In the summer after her sophomore year, she received a Dale Award to live with subsistence farmers in Central America, which later supported the research she conducted for her fall Junior Paper on agriculture and food security issues in Yemen.
Her junior advisor, Wilson School lecturer and former ambassador to Yemen Barbara Bodine, called White a “stand-out” in her fall policy task force on Yemen.
“Her issue — food security — is critical to an understanding of the structural problems facing Yemen and clearly articulated, innovative yet practical recommendations were critical to the crafting of a credible Joint Report,” Bodine said in an email. “Haley made a strong and persuasive case that the newly-instituted Feed the Future Initiative, managed by USAID and USDA, was an appropriate programmatic framework for [U.S. government] assistance,” she added.

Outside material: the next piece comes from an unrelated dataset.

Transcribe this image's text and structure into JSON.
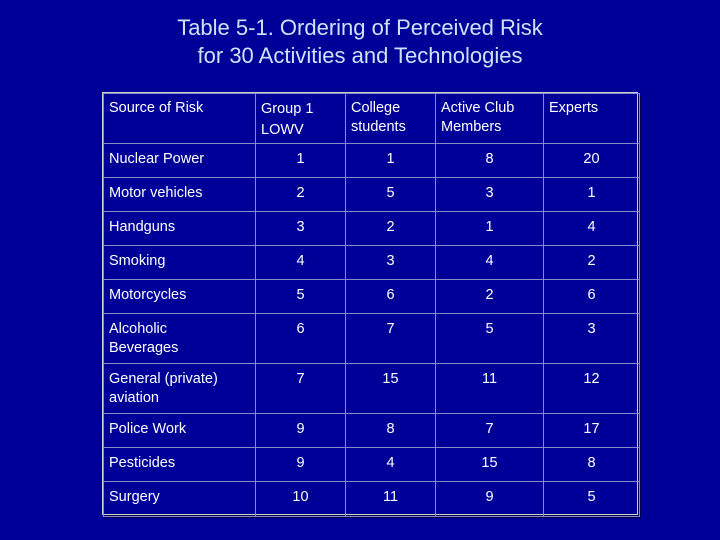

Bodine has drawn on this research on Feed the Future in Yemen for her own diplomatic work with the U.S. Department of State.
Last winter, White was invited to be a delegate to the U.N. Commission of Social Development as a representative for the NGO SustainUS.
In addition to her academic work, White is also an advocate for public service and social development on campus. In addition to being co-chair of the Pace Council, which advises and connects student civic engagement leaders on campus, White is on the Priorities Committee that makes budgetary recommendations and led her own Breakout Princeton Civic Action Trip, which studied poverty and economic development in Buffalo, N.Y., the city with the third-highest poverty rate in the country.
White is also known on campus for spearheading the Banana Project, which campaigned for the bananas stocked by Dining Services to be replaced with Fair Trade-certified ones. She was inspired for the project by her participation in an earlier Breakout trip to Immokalee, Fla., that studied immigrants working in the tomato industry.
When asked whether she plans to pursue a career in government, White said she prefers more “nontraditional” means of getting things done. She also said she would like to be working actively in the field.
“I am interested in the idea of social enterprise,” she explained. “How do you take a social problem and find a profit mechanism that makes a solution sustainable? ... I could see myself working at a consulting firm that has opened up a social enterprise division or for an agricultural NGO.”